The release of the film in Ukrainian cinemas has been postponed several times: from the fall of 2021 to the spring of 2022. Due to the Russian invasion of Ukraine, the premiere was canceled. On May 11, 2022, the authors of the film announced that it would take place after Ukraine's victory in the Russo-Ukrainian War.

== Reception ==

=== Critical response ===
According to Svitlana Khomych, a spokeswoman for Kinomania, the historical action film became the most popular film of the week in the distributor's catalog. After Dovbush, the next most popular film in the catalog was the American superhero film Blue Beetle, which grossed UAH 2.1 million.

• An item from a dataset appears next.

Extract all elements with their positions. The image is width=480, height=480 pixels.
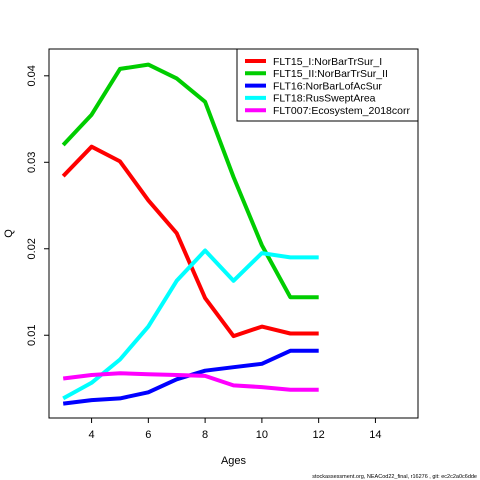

"Dovbush is a unique film, at least because something of this magnitude has never been filmed in Ukraine since independence," says film critic Kyrylo Pishchykov in his review for vikna.tv. On the other hand, the critic considers the character of Oleksa Dovbush to be incomplete and lacking in background, if we do not talk about the historical background of the character, but read his character, motivation and actions solely from the film's script. In Pishchykov's opinion, Oleksa's brother Ivan is presented in a more comprehensive and deeper way. In short, despite the scale of the project, the film critic notes the script's shortcomings. "But in general, Dovbush is a movie that is interesting to watch at least because of the cool costumes, gorgeous scenery, and breathtaking mountain landscapes."

Vitaliy Gordienko, the author of the YouTube resource, who said that the creators decided to release the film on the symbolic 33rd Independence Day of Ukraine, despite the fact that the number of cinemas in the country has decreased three times.After watching the movie, I noted how wonderful it was that the film was released now, because before the full-scale invasion began, many could have accused the film of being too pathetic, and the audience could not take the words of the characters to heart. However, I'm ready to admit that the film's cast has overplayed its hand. Serhiy Strelnikov (Oleksa Dovbush) perfectly matches the image of the hero and throughout the film he tries to live up to his heroic image, constantly casting glances from under his forehead, speaking with his voice raised and sometimes it's too much. So does the actor Oleksiy Hladkovsky (Ivan Dovbush), for whom the role in Dovbush is his debut in a big movie. He overdid it with the desire to give charisma to his characterAliona Shilova's critique highlights the underdeveloped nature of Marichka's character in the movie. While other characters show more nuanced and conflicting identities, Marichka's portrayal is limited. Her primary function is the romantic part of the plot and supporting Dovbush's storyline. Despite the great effort put by costume designers into making Marichka's appearance on screen memorable, Shilova suggests that the director missed the opportunity to offer the talented actress Daria Plakhtiy a more substantial role while maintaining historical accuracy. At the same time, Shilova acknowledges the movie's significance as a milestone in the development of high-quality Ukrainian cinematography.